2. The NOV extension request is received before the foreclosure sale.
3. The current occupancy status of the property, and explanation as to why the extension is necessary has been provided.
4. No known extenuating circumstances exist that may diminish the value of the property.
d. Any requests that fall outside of these general requirements will be reviewed by VA on a case-by-case basis. If VA denies the servicer's request to extend the validity period of the NOV, the servicer must order a new VA appraisal.

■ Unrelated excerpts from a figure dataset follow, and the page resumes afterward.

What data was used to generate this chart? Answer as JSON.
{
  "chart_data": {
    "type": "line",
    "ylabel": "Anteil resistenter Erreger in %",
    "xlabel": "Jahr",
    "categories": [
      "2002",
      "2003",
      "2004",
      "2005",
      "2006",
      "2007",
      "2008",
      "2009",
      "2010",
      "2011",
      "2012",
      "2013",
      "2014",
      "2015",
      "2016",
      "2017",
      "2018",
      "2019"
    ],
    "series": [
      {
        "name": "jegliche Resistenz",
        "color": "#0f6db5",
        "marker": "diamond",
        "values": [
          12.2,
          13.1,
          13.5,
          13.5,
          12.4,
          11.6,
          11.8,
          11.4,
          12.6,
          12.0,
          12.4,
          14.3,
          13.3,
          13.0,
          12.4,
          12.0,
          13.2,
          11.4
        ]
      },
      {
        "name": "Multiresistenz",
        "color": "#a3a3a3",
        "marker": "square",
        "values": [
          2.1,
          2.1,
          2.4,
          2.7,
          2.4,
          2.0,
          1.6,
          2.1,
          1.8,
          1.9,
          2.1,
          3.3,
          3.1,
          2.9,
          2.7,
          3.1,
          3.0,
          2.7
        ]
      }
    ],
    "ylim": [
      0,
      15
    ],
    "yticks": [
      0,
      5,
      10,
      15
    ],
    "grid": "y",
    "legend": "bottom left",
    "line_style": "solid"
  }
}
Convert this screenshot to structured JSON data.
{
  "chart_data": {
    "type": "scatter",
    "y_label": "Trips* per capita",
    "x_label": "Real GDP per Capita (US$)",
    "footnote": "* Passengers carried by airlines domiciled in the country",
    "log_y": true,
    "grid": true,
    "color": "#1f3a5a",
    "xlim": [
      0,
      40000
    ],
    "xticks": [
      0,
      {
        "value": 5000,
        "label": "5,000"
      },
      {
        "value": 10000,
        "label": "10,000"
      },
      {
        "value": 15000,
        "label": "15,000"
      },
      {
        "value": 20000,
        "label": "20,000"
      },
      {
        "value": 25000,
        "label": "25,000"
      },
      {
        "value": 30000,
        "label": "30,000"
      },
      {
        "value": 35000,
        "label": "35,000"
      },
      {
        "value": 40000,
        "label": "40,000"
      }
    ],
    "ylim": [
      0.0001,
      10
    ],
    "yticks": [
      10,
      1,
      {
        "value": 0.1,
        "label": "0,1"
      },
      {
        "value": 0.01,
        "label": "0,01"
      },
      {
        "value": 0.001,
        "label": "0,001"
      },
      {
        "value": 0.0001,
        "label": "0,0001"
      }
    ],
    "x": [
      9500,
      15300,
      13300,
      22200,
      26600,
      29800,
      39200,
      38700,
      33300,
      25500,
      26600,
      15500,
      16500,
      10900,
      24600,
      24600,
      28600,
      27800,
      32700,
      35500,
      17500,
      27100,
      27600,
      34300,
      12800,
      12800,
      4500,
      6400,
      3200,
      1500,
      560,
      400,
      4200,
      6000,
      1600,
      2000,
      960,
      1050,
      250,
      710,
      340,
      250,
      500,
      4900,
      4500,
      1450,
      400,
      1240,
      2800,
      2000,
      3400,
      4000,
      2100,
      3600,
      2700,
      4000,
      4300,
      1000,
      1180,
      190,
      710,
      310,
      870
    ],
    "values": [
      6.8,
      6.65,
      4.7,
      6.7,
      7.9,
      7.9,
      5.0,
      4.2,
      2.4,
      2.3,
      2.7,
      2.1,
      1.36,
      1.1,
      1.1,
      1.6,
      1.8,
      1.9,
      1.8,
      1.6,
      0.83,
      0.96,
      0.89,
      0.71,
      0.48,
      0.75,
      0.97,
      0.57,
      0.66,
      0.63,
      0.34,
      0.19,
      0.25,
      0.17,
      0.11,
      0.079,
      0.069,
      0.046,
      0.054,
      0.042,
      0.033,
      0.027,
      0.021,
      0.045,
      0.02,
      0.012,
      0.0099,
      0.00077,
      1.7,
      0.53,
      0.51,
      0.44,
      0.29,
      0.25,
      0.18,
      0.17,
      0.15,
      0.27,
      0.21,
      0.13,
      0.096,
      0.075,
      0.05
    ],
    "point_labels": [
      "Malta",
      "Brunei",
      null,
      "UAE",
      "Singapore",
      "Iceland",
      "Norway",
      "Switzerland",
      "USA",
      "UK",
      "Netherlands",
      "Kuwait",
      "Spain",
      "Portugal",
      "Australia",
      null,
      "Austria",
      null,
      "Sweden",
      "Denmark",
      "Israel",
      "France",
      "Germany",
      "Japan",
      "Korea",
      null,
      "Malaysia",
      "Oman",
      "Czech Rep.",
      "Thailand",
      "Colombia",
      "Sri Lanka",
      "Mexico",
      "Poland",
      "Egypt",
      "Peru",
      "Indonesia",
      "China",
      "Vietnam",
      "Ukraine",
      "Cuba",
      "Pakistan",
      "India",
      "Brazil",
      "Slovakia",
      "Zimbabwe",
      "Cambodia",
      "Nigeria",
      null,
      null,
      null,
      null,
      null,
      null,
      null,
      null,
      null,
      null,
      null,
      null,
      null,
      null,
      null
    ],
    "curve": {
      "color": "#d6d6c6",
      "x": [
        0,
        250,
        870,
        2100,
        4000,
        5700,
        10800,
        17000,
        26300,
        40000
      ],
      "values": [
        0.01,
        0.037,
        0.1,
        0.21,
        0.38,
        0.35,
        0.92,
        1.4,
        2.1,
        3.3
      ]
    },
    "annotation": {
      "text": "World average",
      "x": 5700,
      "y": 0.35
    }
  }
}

e. The servicer will compute, and determine the bid type, and amount by taking the fair market value of the property, minus estimated costs incurred by VA in acquiring, and disposing of the property. The number to be subtracted from the fair market value will be calculated by multiplying the fair market value by the current Net Value cost factor. The Net Value cost factor is published by VA in the Federal Register per 36 C.F.R. 36.4301. Current, and past rates for the Net Value cost factor can be viewed at: http://www.benefits.va.gov/HOMELOANS/servicers_valeri.asp.
f. The servicer is required to follow VA requirements, and comply with all federal, state, county, and local foreclosure laws when scheduling, and carrying out a foreclosure sale. Once the foreclosure sale is complete, the servicer must report the Results of Sale event in VALERI. This event will terminate all loans that are in a “guaranty issued” status except those that are located in a confirmation/ratification state. Refer to Appendix G, State Foreclosure Process, and Statutory Bid Information, in this handbook.
g. VA also requires servicers to report the type of foreclosure, either judicial, or non-judicial, in VALERI. The type of foreclosure is defined by state, county law, and is required to determine what fees are allowable at time of the claim.